How are you different from R and Python?
R and Python are powerful data science coding languages, with extensive libraries of packages, but not an enterprise platform.
Tag.bio enables data scientists to integrate useful R and Python code into any data node, automatically turning scripts into analysis apps. Publishing an R/Python analysis app allows the data scientist to empower domain experts with a parameterizable, enterprise data product. This reduces the number of follow-up requests for parameter changes, and enables monitoring of app usage/ROI to guide future development decisions.
For domain expert users, the R/Python apps published by data scientists are runnable on the Tag.bio portal with a consistent User Experience – just like all other analysis apps. The R/Python apps enable the user to build a cohort, send that cohort as a dataframe to the script which performs analysis and prepares results as a report with visualizations. This allows users to review and preserve useful data artifacts, all of which are saved in history.
How are you different from Jupyter Notebook?
Tag.bio enables a Jupyter Notebook environment for any data scientist, with authorization, to access and query published data node within the data mesh.
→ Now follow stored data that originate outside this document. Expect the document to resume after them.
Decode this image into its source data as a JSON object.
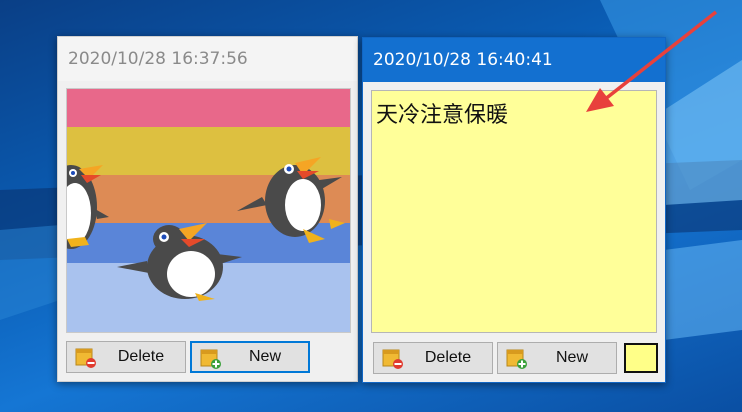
{
  "notes": [
    {
      "timestamp": "2020/10/28 16:37:56",
      "content_type": "image",
      "image_subject": "penguins-on-striped-background",
      "buttons": {
        "delete": "Delete",
        "new": "New"
      }
    },
    {
      "timestamp": "2020/10/28 16:40:41",
      "content_type": "text",
      "text": "天冷注意保暖",
      "buttons": {
        "delete": "Delete",
        "new": "New"
      },
      "note_color": "#ffff99"
    }
  ],
  "colors": {
    "desktop_blue": "#0a5cb3",
    "active_titlebar": "#1370d0",
    "inactive_titlebar": "#f4f4f4",
    "annotation_arrow": "#e8413c",
    "focus_border": "#0078d7"
  },
  "icons": {
    "delete_button": "note-delete-icon",
    "new_button": "note-add-icon",
    "annotation": "red-arrow-icon"
  }
}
The Notebook environment contains embedded Tag.bio R/Python SDKs, and facilitates a native experience for data scientists to interact with Tag.bio data nodes as useful, harmonized sources of data.
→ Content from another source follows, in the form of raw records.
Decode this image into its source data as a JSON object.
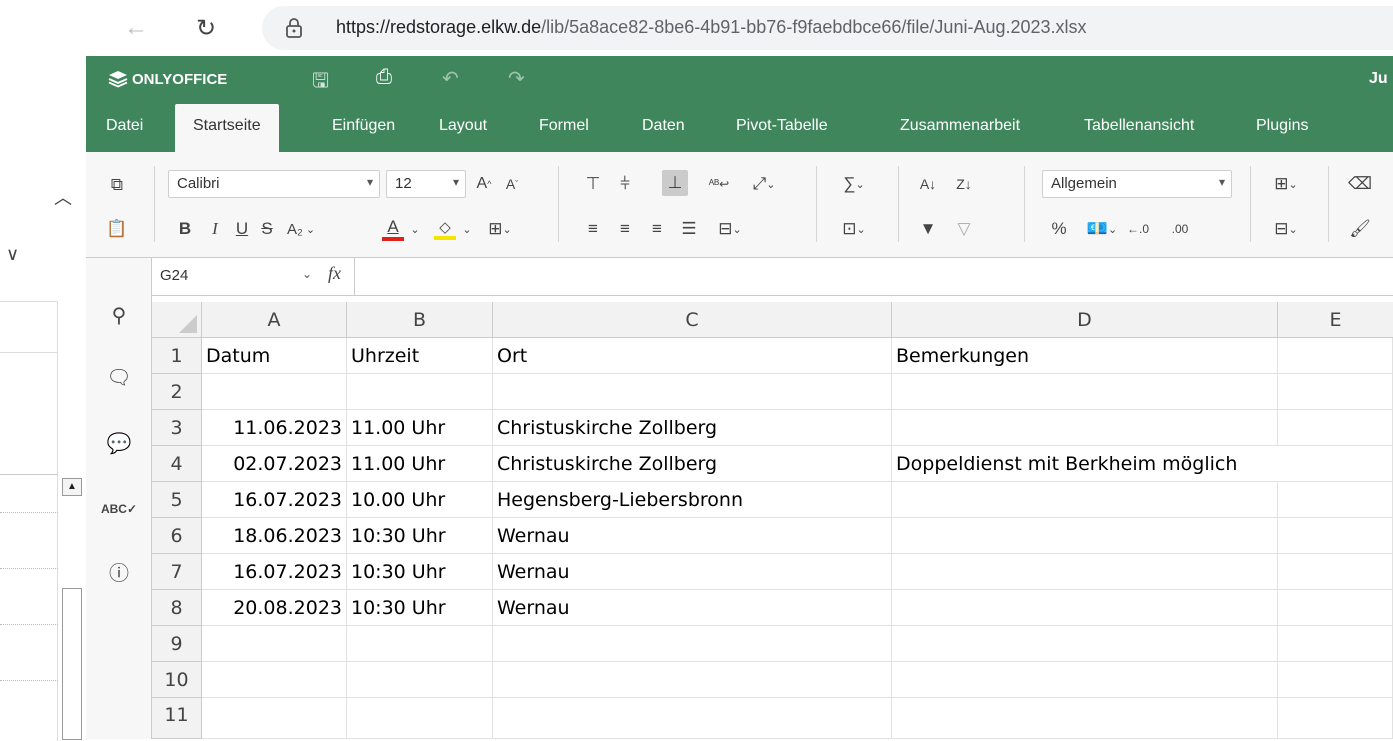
{
  "browser": {
    "url_host": "https://redstorage.elkw.de",
    "url_path": "/lib/5a8ace82-8be6-4b91-bb76-f9faebdbce66/file/Juni-Aug.2023.xlsx"
  },
  "app": {
    "logo_text": "ONLYOFFICE",
    "title_fragment": "Ju"
  },
  "menu_tabs": [
    "Datei",
    "Startseite",
    "Einfügen",
    "Layout",
    "Formel",
    "Daten",
    "Pivot-Tabelle",
    "Zusammenarbeit",
    "Tabellenansicht",
    "Plugins"
  ],
  "active_tab": "Startseite",
  "toolbar": {
    "font_name": "Calibri",
    "font_size": "12",
    "number_format": "Allgemein",
    "bold": "B",
    "italic": "I",
    "underline": "U",
    "strike": "S",
    "subscript": "A₂",
    "font_color": "A",
    "font_color_hex": "#e0201b",
    "fill_color_hex": "#f5e300",
    "percent": "%",
    "increase_font": "A",
    "decrease_font": "A"
  },
  "formula_bar": {
    "cell_name": "G24",
    "fx": "fx",
    "value": ""
  },
  "sheet": {
    "columns": [
      "A",
      "B",
      "C",
      "D",
      "E"
    ],
    "rows": [
      {
        "num": "1",
        "A": "Datum",
        "B": "Uhrzeit",
        "C": "Ort",
        "D": "Bemerkungen"
      },
      {
        "num": "2",
        "A": "",
        "B": "",
        "C": "",
        "D": ""
      },
      {
        "num": "3",
        "A": "11.06.2023",
        "B": "11.00 Uhr",
        "C": "Christuskirche Zollberg",
        "D": ""
      },
      {
        "num": "4",
        "A": "02.07.2023",
        "B": "11.00 Uhr",
        "C": "Christuskirche Zollberg",
        "D": "Doppeldienst mit Berkheim möglich"
      },
      {
        "num": "5",
        "A": "16.07.2023",
        "B": "10.00 Uhr",
        "C": "Hegensberg-Liebersbronn",
        "D": ""
      },
      {
        "num": "6",
        "A": "18.06.2023",
        "B": "10:30 Uhr",
        "C": "Wernau",
        "D": ""
      },
      {
        "num": "7",
        "A": "16.07.2023",
        "B": "10:30 Uhr",
        "C": "Wernau",
        "D": ""
      },
      {
        "num": "8",
        "A": "20.08.2023",
        "B": "10:30 Uhr",
        "C": "Wernau",
        "D": ""
      },
      {
        "num": "9",
        "A": "",
        "B": "",
        "C": "",
        "D": ""
      },
      {
        "num": "10",
        "A": "",
        "B": "",
        "C": "",
        "D": ""
      },
      {
        "num": "11",
        "A": "",
        "B": "",
        "C": "",
        "D": ""
      }
    ]
  },
  "colors": {
    "header_green": "#40865c",
    "toolbar_bg": "#f7f7f7"
  }
}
Data scientists typically use the Jupyter Notebook environment in Tag.bio to extract dataframes from data nodes, perform exploratory data analysis, and develop R/Python scripts to be plugged-into each data node as analysis apps.
What data types can Tag.bio load?
Tag.bio data nodes can be deployed on a myriad of disparate data sources, either independently with one or more nodes on each data source, or as integration nodes for multiple data sources.
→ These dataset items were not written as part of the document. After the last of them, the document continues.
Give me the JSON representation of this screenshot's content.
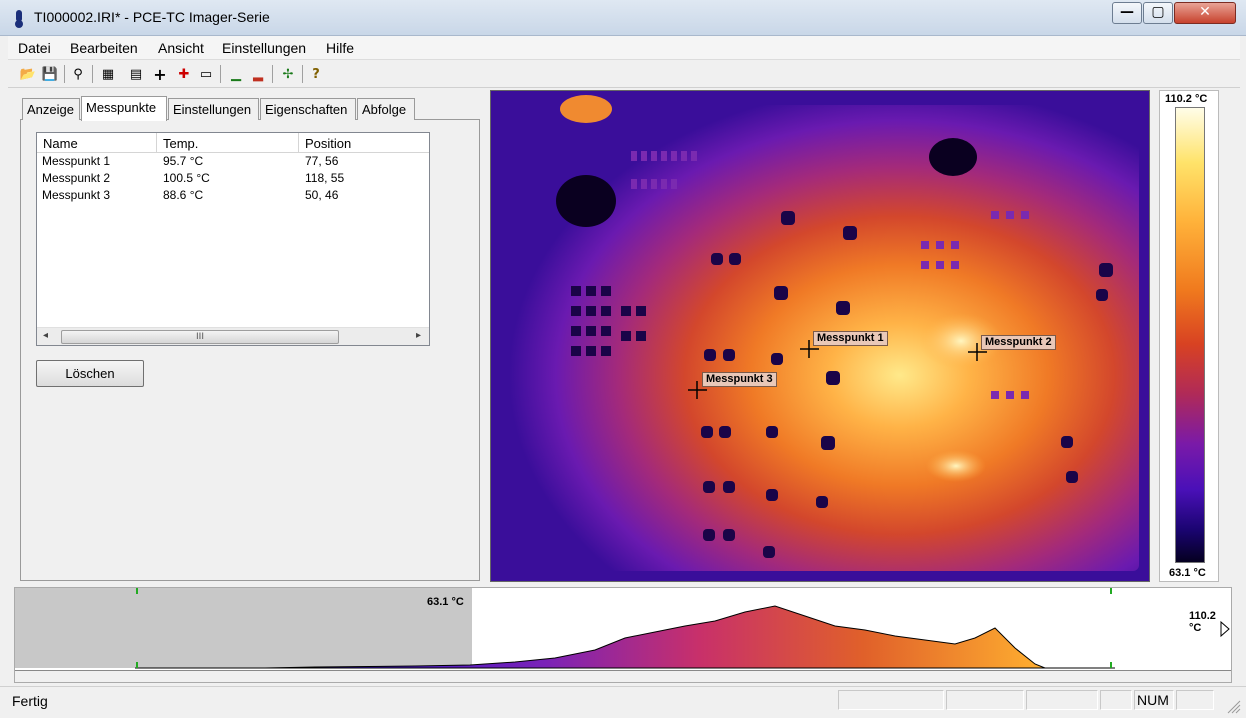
{
  "window": {
    "title": "TI000002.IRI* - PCE-TC Imager-Serie",
    "min_glyph": "—",
    "max_glyph": "▢",
    "close_glyph": "✕"
  },
  "menu": [
    "Datei",
    "Bearbeiten",
    "Ansicht",
    "Einstellungen",
    "Hilfe"
  ],
  "toolbar": {
    "icons": [
      "open-folder-icon",
      "save-icon",
      "binoculars-icon",
      "properties-icon",
      "report-icon",
      "crosshair-icon",
      "add-point-icon",
      "rectangle-icon",
      "histogram-icon",
      "bar-chart-icon",
      "line-profile-icon",
      "help-icon"
    ],
    "glyphs": [
      "📂",
      "💾",
      "⚲",
      "▦",
      "▤",
      "+",
      "✚",
      "▭",
      "▁",
      "▂",
      "✢",
      "?"
    ]
  },
  "tabs": [
    "Anzeige",
    "Messpunkte",
    "Einstellungen",
    "Eigenschaften",
    "Abfolge"
  ],
  "active_tab": "Messpunkte",
  "points_table": {
    "headers": [
      "Name",
      "Temp.",
      "Position"
    ],
    "rows": [
      [
        "Messpunkt 1",
        "95.7 °C",
        "77, 56"
      ],
      [
        "Messpunkt 2",
        "100.5 °C",
        "118, 55"
      ],
      [
        "Messpunkt 3",
        "88.6 °C",
        "50, 46"
      ]
    ],
    "scroll_left": "◂",
    "scroll_right": "▸",
    "scroll_thumb": "III"
  },
  "delete_button": "Löschen",
  "thermal_markers": [
    "Messpunkt 1",
    "Messpunkt 2",
    "Messpunkt 3"
  ],
  "colorbar": {
    "max": "110.2 °C",
    "min": "63.1 °C"
  },
  "histogram": {
    "min_label": "63.1 °C",
    "max_label": "110.2 °C"
  },
  "status": {
    "text": "Fertig",
    "num": "NUM"
  },
  "colors": {
    "hot": "#ffe36a",
    "mid": "#d84222",
    "cold": "#3a10a8"
  }
}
Tag.bio data nodes deploy instantly as turnkey solutions on top of common schemas in healthcare and life sciences, e.g. electronic health records, clinical trials, and public data schemas (e.g. TCGA). However, most organizations have data formatted in specialized schemas or file structures – and stored in file systems, databases, data warehouses and data lakes. The data mapping layer of each Tag.bio data node can be customized to load data from any single or combination of tabular data sources – e.g. CSV, SQL.
Do you clean data?
Not all data, even data of high quality, is analysis-ready. To make data analysis-ready, Tag.bio data nodes enable industry-standard data transformations to harmonize data sources – e.g. datetime handling, numeric normalizations, and mapping to common concepts like ICD10 or Gene Ontology.
If you require extensive data quality analysis, cleaning and structuring, we can accommodate that in collaboration with trusted service partners.
How does my data get into a data node?
The Tag.bio platform has a low-code data mapping/configuration layer which extracts data from tabular data sources (e.g. CSV, SQL), and can either instantly load data as-is, or perform industry-standard joins and transformations to make data analysis-ready. If your data source is stored in an industry-standard system/schema (e.g. OMOP, VCF), Tag.bio provides turnkey data mapping to instantly launch a data node with that data.
How long does it take to create a data node?
Typically, the data node initiation process takes 2 to 20 hours depending on data volume, data schema/structure, and the quality of data. All data mapping required for data node initiation is facilitated via low-code, modular templates.
How long does it take to produce a new analysis app?
Typically, the process takes thirty minutes to a couple of hours depending on the complexity, novelty, and scope of questions to answer. For example, apps that provide a straightforward summary of variables take around thirty minutes to develop. Apps that integrate novel algorithms, visualizations and utilize R/Python plugins can take 2 to 20 hours.
Development of analysis apps is made consistent and fast via our low-code, modular template system.